Miller has two children, George Schaefer IV and Molly Schaefer. In 2007, George attended American Legion Boys Nation in Washington, D.C., and the Sorensen Institute for Political Leadership's High School Leadership Program in Charlottesville, Virginia.

==Electoral history==

| Date | Election | Candidate | Party | Votes | % |
Virginia House of Delegates, 87th district
| December 14, 2004 | Special | Paula J. Miller | Democratic | 3,862 | 50.07 |
| Michael L. Ball | Republican | 3,765 | 48.81 |
| Write Ins |  | 15 | 0.12 |
Thelma Drake resigned; seat changed from Republican to Democratic
| November 8, 2005 | General | P J Miller | Democratic | 6,312 | 50.27 |
| M L Ball | Republican | 4,716 | 37.56 |
| J A Coggeshall |  | 1,515 | 12.07 |
| Write Ins |  | 13 | 0.10 |
| November 6, 2007 | General | Paula J. Miller | Democratic | 5,248 | 54.04 |
| Henry C. "Hank" Giffin III | Republican | 4,446 | 45.78 |
| Write Ins |  | 17 | 0.17 |
| November 3, 2009 | General | Paula J. Miller | Democratic | 6,693 | 56.61 |
| John N. Amiral | Republican | 5,111 | 43.23 |
| Write Ins |  | 17 | 0.14 |

==Political career==
Miller's husband, George Schaefer, became heavily involved in Norfolk Republican politics, serving as local party chair and making unsuccessful bids to unseat 86th district Delegate George Heilig in 1993 and 1995. Due to her TV news job, Miller's role in Schaefer's campaigns was severely limited.

Schaefer switched political allegiances at the turn of the millennium and was elected Norfolk Clerk of Circuit Court as a Democrat in 2003. Now out of TV news, Miller was able to take an active role in his campaign.

Delegate Thelma Drake, a Republican, was elected to the United States House of Representatives in November 2004, creating a vacancy in the 87th district, where Miller's house was then located. She decided to run and was unopposed for the Democratic nomination.
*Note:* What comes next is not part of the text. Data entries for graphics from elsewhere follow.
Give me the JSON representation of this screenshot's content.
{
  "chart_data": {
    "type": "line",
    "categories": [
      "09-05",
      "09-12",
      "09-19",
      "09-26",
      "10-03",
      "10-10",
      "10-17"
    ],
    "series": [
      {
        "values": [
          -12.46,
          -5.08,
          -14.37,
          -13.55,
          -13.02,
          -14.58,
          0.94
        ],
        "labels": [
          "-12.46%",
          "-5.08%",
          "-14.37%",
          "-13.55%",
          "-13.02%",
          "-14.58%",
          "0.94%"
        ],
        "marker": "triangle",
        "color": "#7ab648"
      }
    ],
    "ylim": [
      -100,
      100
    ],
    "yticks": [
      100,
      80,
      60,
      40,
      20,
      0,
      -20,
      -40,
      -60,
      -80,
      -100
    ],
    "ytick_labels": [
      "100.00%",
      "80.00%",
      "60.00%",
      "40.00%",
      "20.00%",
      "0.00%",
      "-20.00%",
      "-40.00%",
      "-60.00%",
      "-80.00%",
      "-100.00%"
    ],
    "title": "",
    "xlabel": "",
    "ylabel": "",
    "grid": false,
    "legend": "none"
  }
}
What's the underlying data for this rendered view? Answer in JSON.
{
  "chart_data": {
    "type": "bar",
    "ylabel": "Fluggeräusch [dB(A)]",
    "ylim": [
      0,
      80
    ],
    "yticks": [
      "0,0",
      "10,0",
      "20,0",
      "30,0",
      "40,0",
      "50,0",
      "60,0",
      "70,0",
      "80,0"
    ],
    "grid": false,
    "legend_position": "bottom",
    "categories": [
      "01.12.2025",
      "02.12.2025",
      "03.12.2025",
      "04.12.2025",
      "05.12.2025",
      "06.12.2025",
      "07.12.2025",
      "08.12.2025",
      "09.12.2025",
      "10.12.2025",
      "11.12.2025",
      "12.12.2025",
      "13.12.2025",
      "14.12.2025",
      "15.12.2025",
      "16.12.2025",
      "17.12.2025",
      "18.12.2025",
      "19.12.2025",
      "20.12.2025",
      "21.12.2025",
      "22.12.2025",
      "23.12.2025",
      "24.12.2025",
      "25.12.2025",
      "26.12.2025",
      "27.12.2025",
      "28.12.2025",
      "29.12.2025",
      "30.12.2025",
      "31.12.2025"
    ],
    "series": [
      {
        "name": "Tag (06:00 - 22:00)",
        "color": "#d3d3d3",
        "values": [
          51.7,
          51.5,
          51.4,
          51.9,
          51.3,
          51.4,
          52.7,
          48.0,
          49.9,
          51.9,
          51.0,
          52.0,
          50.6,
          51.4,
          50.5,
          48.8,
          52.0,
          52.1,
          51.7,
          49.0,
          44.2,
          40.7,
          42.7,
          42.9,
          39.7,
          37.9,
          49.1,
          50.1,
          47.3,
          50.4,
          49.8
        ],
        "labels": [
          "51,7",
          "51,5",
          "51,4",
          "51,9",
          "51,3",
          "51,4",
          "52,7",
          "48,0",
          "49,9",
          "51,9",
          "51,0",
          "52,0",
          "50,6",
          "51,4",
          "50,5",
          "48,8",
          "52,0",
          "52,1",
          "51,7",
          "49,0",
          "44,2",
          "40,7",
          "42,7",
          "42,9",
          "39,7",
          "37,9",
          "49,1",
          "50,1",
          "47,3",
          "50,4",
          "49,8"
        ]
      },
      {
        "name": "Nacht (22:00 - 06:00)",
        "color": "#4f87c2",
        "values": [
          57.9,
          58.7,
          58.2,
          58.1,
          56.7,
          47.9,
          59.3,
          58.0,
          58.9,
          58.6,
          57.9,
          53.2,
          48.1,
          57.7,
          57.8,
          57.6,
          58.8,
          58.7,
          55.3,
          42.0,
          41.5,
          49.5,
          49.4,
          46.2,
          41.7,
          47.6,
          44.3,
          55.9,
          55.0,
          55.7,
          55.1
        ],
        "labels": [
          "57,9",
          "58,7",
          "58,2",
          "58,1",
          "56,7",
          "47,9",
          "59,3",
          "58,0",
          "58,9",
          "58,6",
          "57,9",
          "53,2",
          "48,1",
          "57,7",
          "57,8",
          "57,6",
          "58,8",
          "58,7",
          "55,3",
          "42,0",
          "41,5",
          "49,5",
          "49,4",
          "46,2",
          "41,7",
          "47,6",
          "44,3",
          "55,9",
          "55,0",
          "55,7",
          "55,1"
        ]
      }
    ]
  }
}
In the special election on December 14, she narrowly defeated Michael Ball, the local Republican chair and a professional fundraiser for conservative televangelist Pat Robertson's Regent University. Miller stressed the need for bipartisan solutions to such issues as transportation and the environment, in the manner of Democratic Governor Mark Warner; Ball emphasized his conservative credentials and his potential for delivering for the district as a member of the House majority.

In 2005 she won reelection in a three-way race with Ball and independent John Coggeshall, a local lawyer, cabaret entertainer and radio talk show host. In 2007 she defeated retired Vice Admiral Henry C. "Hank" Giffin III, and in 2009 she defeated Republican John Amiral, a former Navy officer, to return for her third term in Richmond.

In 2011, Miller was redistricted into House district 100 along with fellow Democrat Lynwood Lewis. She did not run that year. The 87th district, which was moved to northern Virginia, was won by Republican David Ramadan.

Miller considered a run for Lieutenant Governor of Virginia in 2013, but chose not to. Following Ralph Northam's election as Lieutenant Governor, Miller announced she would run to be the Democratic nominee in the special election for Northam's seat in the Virginia Senate.